Frases como “por que você não vai embora?” ou “você precisa denunciar” podem parecer simples, mas nem sempre consideram a complexidade da situação vivenciada pela vítima.
Mais importante é demonstrar que ela não está sozinha, oferecer apoio e ajudá-la a conhecer os serviços disponíveis.
Em situações de emergência, quando a vida ou a integridade física estiverem em risco, a orientação é acionar o 190 – Polícia Militar.
Para orientação, informações e encaminhamento de denúncias relacionadas à violência contra a mulher, existe o Ligue 180, serviço nacional de atendimento à mulher.
Informação também é uma forma de proteção
O Agosto Lilás nos lembra que combater a violência contra a mulher não é responsabilidade apenas da vítima ou das autoridades.
É uma responsabilidade de toda a sociedade.
Famílias, vizinhos, amigos, escolas, empresas, associações e instituições podem contribuir para construir uma comunidade na qual a violência não seja naturalizada, escondida ou tratada como um “problema de casal”.
O mês de referência é o agosto Lilás, porém que a data e a cor não sejam limitadas a uma fase do ano apenas, mas um símbolo de conscientização, acolhimento e respeito sempre.
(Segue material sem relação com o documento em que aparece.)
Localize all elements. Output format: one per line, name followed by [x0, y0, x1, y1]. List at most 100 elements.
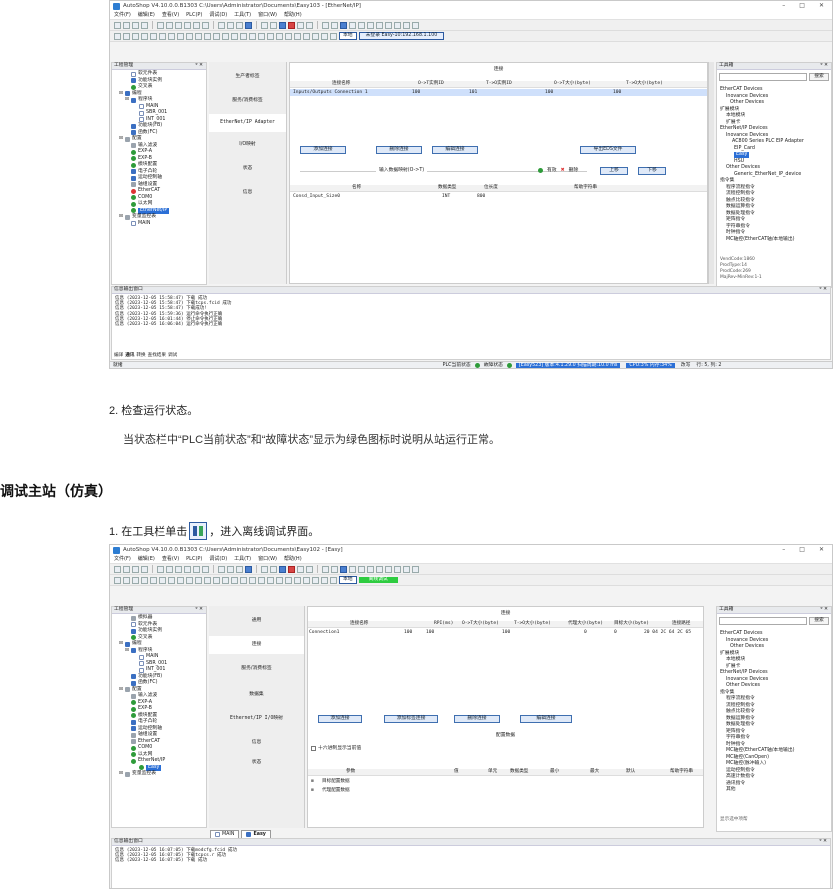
close-icon[interactable]: ✕: [819, 546, 824, 554]
collapse-icon[interactable]: ⊟: [119, 136, 123, 142]
nav-io-mapping[interactable]: I/O映射: [209, 142, 286, 148]
pin-icon[interactable]: ᵠ ✕: [195, 63, 206, 69]
menu-tools[interactable]: 工具(T): [234, 12, 251, 19]
monitor-icon[interactable]: [297, 21, 304, 29]
nav-status[interactable]: 状态: [209, 166, 286, 172]
print-icon[interactable]: [141, 21, 148, 29]
upload-icon[interactable]: [261, 21, 268, 29]
collapse-icon[interactable]: ⊟: [119, 91, 123, 97]
ladder-icon-24[interactable]: [321, 32, 328, 40]
tool-icon-5[interactable]: [385, 21, 392, 29]
table-row[interactable]: Connection1 100 100 100 0 0 20 04 2C 64 …: [308, 629, 703, 636]
nav-general[interactable]: 通用: [209, 618, 304, 624]
table-row[interactable]: Consd_Input_Size0 INT 800: [290, 193, 707, 200]
redo-icon[interactable]: [193, 21, 200, 29]
ladder-icon-22[interactable]: [303, 32, 310, 40]
table-row[interactable]: Inputs/Outputs Connection 1 100 101 100 …: [290, 89, 707, 96]
ladder-icon-22[interactable]: [303, 576, 310, 584]
menu-help[interactable]: 帮助(H): [284, 12, 302, 19]
ladder-icon-8[interactable]: [177, 32, 184, 40]
menu-plc[interactable]: PLC(P): [186, 556, 202, 563]
delete-connection-button[interactable]: 删除连接: [454, 715, 500, 723]
compile-icon[interactable]: [236, 565, 243, 573]
maximize-icon[interactable]: □: [799, 546, 805, 554]
ladder-icon-23[interactable]: [312, 32, 319, 40]
ladder-icon-7[interactable]: [168, 576, 175, 584]
ladder-icon-15[interactable]: [240, 32, 247, 40]
tool-icon-8[interactable]: [412, 21, 419, 29]
collapse-icon[interactable]: ⊟: [119, 687, 123, 693]
add-connection-button[interactable]: 添加连接: [300, 146, 346, 154]
ladder-icon-3[interactable]: [132, 32, 139, 40]
tool-icon-8[interactable]: [412, 565, 419, 573]
ladder-icon-10[interactable]: [195, 32, 202, 40]
local-badge[interactable]: 本地: [339, 32, 357, 40]
tool-icon-5[interactable]: [385, 565, 392, 573]
tool-icon-4[interactable]: [376, 21, 383, 29]
menu-tools[interactable]: 工具(T): [234, 556, 251, 563]
nav-service-tags[interactable]: 服务/消费标签: [209, 98, 286, 104]
ladder-icon-3[interactable]: [132, 576, 139, 584]
ladder-icon-21[interactable]: [294, 576, 301, 584]
toolbox-search-input[interactable]: [719, 617, 807, 625]
download-icon[interactable]: [270, 21, 277, 29]
nav-adapter[interactable]: EtherNet/IP Adapter: [209, 114, 286, 132]
collapse-icon[interactable]: ⊟: [125, 97, 129, 103]
nav-info[interactable]: 信息: [209, 740, 304, 746]
save-icon[interactable]: [132, 565, 139, 573]
open-icon[interactable]: [123, 565, 130, 573]
menu-edit[interactable]: 编辑(E): [138, 556, 155, 563]
move-up-button[interactable]: 上移: [600, 167, 628, 175]
tool-icon-6[interactable]: [394, 21, 401, 29]
tab-comm[interactable]: 通讯: [125, 353, 134, 358]
download-icon[interactable]: [270, 565, 277, 573]
ladder-icon-18[interactable]: [267, 576, 274, 584]
edit-connection-button[interactable]: 编辑连接: [520, 715, 572, 723]
undo-icon[interactable]: [184, 565, 191, 573]
minimize-icon[interactable]: –: [782, 546, 785, 554]
nav-status[interactable]: 状态: [209, 760, 304, 766]
expand-icon[interactable]: ⊞: [311, 779, 314, 784]
compile-all-icon[interactable]: [245, 565, 252, 573]
collapse-icon[interactable]: ⊟: [119, 641, 123, 647]
tool-icon-6[interactable]: [394, 565, 401, 573]
hex-display-checkbox[interactable]: 十六进制显示当前值: [311, 746, 361, 752]
ladder-icon-4[interactable]: [141, 32, 148, 40]
ladder-icon-12[interactable]: [213, 576, 220, 584]
toolbox-item[interactable]: 其他: [720, 787, 827, 794]
open-icon[interactable]: [123, 21, 130, 29]
stop-icon[interactable]: [288, 21, 295, 29]
copy-icon[interactable]: [166, 565, 173, 573]
upload-icon[interactable]: [261, 565, 268, 573]
menu-file[interactable]: 文件(F): [114, 556, 131, 563]
compile-all-icon[interactable]: [245, 21, 252, 29]
ladder-icon-13[interactable]: [222, 32, 229, 40]
pin-icon[interactable]: ᵠ ✕: [819, 287, 830, 293]
tool-icon-3[interactable]: [367, 565, 374, 573]
tool-icon-2[interactable]: [358, 21, 365, 29]
ladder-icon-9[interactable]: [186, 32, 193, 40]
tab-convert[interactable]: 转换: [136, 353, 145, 358]
tab-find[interactable]: 查找结果: [148, 353, 166, 358]
ladder-icon-2[interactable]: [123, 32, 130, 40]
menu-view[interactable]: 查看(V): [162, 556, 179, 563]
connection-badge[interactable]: 未登录 Easy-10:192.168.1.100: [358, 32, 445, 40]
toolbox-search-button[interactable]: 搜索: [809, 617, 829, 625]
collapse-icon[interactable]: ⊟: [125, 648, 129, 654]
run-icon[interactable]: [279, 565, 286, 573]
save-icon[interactable]: [132, 21, 139, 29]
replace-icon[interactable]: [227, 21, 234, 29]
find-icon[interactable]: [218, 21, 225, 29]
pin-icon[interactable]: ᵠ ✕: [819, 839, 830, 845]
toolbox-search-input[interactable]: [719, 73, 807, 81]
ladder-icon-20[interactable]: [285, 576, 292, 584]
tool-icon-4[interactable]: [376, 565, 383, 573]
menu-window[interactable]: 窗口(W): [258, 556, 277, 563]
find-icon[interactable]: [218, 565, 225, 573]
ladder-icon-10[interactable]: [195, 576, 202, 584]
ladder-icon-25[interactable]: [330, 32, 337, 40]
add-connection-button[interactable]: 添加连接: [318, 715, 362, 723]
ladder-icon-24[interactable]: [321, 576, 328, 584]
ladder-icon-11[interactable]: [204, 576, 211, 584]
ladder-icon-20[interactable]: [285, 32, 292, 40]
Porque toda mulher tem o direito de viver sem medo, com dignidade, liberdade e segurança.
ONDE BUSCAR AJUDA
Emergência: 190 – Polícia Militar Ligue 180: Central de Atendimento à Mulher – orientação, acolhimento e informações sobre serviços da rede de atendimento.
Atualmente o Ministério das Mulheres também presta atendimento por WhatsApp (61) 9610-0180, além de telefone, e-mail e atendimento em Libras.
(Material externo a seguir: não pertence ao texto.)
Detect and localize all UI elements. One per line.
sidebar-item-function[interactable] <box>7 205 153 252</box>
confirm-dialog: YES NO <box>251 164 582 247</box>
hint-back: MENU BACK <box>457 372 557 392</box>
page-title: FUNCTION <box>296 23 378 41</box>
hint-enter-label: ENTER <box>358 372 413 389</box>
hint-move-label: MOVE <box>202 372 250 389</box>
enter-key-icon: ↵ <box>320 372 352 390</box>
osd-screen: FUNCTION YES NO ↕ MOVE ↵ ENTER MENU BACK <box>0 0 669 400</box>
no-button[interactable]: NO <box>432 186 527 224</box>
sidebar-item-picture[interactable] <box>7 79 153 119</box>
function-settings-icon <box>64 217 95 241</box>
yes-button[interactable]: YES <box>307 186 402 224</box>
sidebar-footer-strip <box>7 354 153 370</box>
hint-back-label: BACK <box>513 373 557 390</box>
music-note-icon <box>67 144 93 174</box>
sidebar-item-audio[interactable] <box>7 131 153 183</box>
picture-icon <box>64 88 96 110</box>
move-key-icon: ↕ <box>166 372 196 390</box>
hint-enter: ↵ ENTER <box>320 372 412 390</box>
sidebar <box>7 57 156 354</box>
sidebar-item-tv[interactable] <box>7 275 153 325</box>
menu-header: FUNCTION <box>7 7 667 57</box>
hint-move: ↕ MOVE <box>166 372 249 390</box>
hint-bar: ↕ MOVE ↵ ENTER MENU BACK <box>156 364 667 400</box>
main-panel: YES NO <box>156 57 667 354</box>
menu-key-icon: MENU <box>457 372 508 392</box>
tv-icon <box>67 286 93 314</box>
Em caso de perigo imediato, procure um local seguro e acione os serviços de emergência.
Violência contra a mulher não é assunto privado. É uma questão de toda a comunidade.
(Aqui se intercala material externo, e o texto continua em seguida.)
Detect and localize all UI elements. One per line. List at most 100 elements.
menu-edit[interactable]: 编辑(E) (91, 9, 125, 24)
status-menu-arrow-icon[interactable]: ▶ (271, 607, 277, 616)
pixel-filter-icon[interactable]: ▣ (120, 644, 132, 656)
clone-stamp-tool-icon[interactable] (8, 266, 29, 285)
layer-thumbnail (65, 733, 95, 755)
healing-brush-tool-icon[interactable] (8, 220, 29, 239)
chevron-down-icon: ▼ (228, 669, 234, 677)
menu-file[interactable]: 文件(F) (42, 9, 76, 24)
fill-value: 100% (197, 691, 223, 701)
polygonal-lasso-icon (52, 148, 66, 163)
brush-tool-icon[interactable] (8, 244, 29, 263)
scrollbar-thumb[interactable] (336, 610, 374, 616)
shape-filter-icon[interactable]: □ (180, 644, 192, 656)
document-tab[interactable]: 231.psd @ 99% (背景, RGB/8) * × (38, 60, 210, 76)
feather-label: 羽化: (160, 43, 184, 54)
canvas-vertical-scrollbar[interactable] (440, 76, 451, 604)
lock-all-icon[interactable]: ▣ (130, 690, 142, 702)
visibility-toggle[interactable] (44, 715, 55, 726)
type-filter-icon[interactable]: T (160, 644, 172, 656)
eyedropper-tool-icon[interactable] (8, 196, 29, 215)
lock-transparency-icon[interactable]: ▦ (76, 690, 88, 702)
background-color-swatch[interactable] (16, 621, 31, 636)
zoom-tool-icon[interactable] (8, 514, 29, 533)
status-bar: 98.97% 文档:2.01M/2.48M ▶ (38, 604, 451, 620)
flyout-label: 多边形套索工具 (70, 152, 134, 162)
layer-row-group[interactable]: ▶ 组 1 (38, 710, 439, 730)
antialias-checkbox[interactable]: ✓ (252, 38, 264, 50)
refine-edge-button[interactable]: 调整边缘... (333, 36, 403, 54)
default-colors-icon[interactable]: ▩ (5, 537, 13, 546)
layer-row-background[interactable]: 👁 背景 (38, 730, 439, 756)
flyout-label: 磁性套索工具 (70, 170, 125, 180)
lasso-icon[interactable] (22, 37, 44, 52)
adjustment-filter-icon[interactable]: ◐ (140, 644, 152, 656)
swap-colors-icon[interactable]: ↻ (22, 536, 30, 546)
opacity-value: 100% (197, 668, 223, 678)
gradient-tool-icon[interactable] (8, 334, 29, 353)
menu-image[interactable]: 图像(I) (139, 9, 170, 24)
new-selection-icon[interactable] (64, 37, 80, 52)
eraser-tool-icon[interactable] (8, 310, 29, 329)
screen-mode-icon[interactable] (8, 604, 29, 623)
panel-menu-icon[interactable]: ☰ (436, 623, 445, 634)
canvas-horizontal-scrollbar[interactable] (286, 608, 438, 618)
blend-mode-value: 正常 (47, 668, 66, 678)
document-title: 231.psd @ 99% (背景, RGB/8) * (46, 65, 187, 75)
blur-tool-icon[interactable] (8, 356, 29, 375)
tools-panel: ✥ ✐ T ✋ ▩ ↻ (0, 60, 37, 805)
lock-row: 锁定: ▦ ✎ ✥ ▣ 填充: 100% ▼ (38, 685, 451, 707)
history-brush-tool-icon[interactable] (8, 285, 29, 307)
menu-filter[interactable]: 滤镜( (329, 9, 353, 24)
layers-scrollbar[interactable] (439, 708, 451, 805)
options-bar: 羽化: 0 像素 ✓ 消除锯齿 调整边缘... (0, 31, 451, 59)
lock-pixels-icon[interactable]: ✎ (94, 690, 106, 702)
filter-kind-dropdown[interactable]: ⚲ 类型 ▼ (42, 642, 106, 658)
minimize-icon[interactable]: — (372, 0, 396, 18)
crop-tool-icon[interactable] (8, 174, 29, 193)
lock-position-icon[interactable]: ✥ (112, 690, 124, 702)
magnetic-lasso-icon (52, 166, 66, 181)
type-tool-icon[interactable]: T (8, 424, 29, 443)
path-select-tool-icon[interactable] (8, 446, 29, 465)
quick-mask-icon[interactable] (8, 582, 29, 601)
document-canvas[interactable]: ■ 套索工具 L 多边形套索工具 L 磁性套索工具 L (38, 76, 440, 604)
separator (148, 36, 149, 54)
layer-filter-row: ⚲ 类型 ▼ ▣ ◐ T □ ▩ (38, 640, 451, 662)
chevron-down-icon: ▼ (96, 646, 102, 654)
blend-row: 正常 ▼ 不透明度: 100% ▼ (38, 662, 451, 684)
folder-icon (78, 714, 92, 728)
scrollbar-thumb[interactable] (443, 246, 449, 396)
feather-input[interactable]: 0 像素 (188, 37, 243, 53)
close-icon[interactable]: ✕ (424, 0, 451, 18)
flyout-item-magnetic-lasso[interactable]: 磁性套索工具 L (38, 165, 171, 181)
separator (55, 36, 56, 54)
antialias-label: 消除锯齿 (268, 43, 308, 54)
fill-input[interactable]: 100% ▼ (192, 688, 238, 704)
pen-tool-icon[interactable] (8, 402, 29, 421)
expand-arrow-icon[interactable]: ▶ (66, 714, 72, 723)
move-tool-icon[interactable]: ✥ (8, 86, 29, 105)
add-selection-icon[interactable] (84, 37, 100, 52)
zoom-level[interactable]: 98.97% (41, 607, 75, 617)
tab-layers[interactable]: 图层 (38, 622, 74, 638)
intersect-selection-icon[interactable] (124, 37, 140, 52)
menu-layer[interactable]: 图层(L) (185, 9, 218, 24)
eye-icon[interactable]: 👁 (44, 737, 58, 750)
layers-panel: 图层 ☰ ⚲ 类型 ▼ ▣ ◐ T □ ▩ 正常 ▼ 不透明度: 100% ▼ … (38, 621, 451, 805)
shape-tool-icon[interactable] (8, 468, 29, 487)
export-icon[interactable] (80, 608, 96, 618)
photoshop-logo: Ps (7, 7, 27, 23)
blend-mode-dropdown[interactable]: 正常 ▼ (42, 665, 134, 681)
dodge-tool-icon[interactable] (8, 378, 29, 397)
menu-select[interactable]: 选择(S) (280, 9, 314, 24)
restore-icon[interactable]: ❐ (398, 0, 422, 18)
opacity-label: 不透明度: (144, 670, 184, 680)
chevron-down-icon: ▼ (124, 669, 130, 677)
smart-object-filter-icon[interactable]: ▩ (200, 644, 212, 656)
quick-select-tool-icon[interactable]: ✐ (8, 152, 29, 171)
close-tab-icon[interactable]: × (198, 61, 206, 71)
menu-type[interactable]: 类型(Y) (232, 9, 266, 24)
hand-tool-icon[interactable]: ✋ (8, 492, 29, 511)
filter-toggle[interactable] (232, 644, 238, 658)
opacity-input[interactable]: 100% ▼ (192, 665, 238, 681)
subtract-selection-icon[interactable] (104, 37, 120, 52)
Agosto Lilás — informação, prevenção, acolhimento e respeito.
Fontes e referências:
- BRASIL. Lei nº 14.448, de 9 de setembro de 2022. Institui, em âmbito nacional, o Agosto Lilás como mês de proteção à mulher e de conscientização para o fim da violência contra a mulher.
- BRASIL. Lei nº 11.340, de 7 de agosto de 2006 – Lei Maria da Penha. Dispõe sobre mecanismos para coibir e prevenir a violência doméstica e familiar contra a mulher e estabelece as principais formas de violência.
- Ministério das Mulheres – Governo Federal. Conteúdos e orientações sobre o Agosto Lilás, direitos das mulheres, medidas protetivas e rede de atendimento.
- Ministério das Mulheres – Ligue 180. Informações sobre a Central de Atendimento à Mulher, seus canais de atendimento e orientação.
- BRASIL. Lei nº 15.384, de 9 de abril de 2026. Atualiza a Lei Maria da Penha para incluir a violência vicária entre as formas de violência doméstica e familiar.